You probably found this article because you are intimidated by photographing dark skin. The truth of the matter is, it’s far less intimidating than you’d think. There are some mistakes that you should definitely avoid and I will address those.
The exposure meter is your best friend in photography. Any modern camera built-in meter is more than sufficient on determining correct exposure. So you probably wondering what you have to set your exposure to in order to capture dark skin easily. Here is the secret…you don’t expose differently at all.
Working with dark skin is the same as working with white skin. You, of course, have to think about undertones and how they may be different than white skin. Overall, your biggest concern should really be making sure you are capturing the most flattering images you can. I mentioned a moment ago how there are some MAJOR MISTAKES to avoid and it really boils down to one issue.
When you get your images all loaded up into photoshop or lightroom you start to tinker with the overall lighting and colors in the pictures. After a fair amount of time, you look at your results and are thrilled with such the beautiful images you are providing to your customer. You sent them off with excitement.

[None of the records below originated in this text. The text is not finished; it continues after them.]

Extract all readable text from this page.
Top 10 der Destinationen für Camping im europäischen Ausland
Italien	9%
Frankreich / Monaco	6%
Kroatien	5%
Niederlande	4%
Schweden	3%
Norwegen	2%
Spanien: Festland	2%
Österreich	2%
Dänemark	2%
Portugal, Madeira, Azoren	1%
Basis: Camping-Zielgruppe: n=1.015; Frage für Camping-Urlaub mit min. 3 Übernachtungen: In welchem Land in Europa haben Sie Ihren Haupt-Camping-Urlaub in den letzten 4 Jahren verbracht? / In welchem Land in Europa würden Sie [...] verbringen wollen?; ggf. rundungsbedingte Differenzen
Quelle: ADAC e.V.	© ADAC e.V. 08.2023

The next day you get an email. Your customer is not happy with the images. You are floored because this may be the best work you’ve put out. You email your customer back to ask what was wrong. You finally get a reply and learn how large of a mistake you’ve made. The customer says you have changed their dark skin tone and lightened them up!
For some people being lightened up is ok. As a rule of thumb, you should do everything you possibly can to avoid changing your customers’ skin color. This can be highly offensive and disappointing for many. Don’t be lazy and just take the time to properly process the image.
There is one secret tool I keep in my arsenal and that’s an X-Rite Color Checker Passport 2. It’s a great tool that is easy to carry around. Most importantly it helps capture the most accurate colors possible. Taking a second to use one in a shoot will set you apart from your competition and also make your post-processing workflow far easier.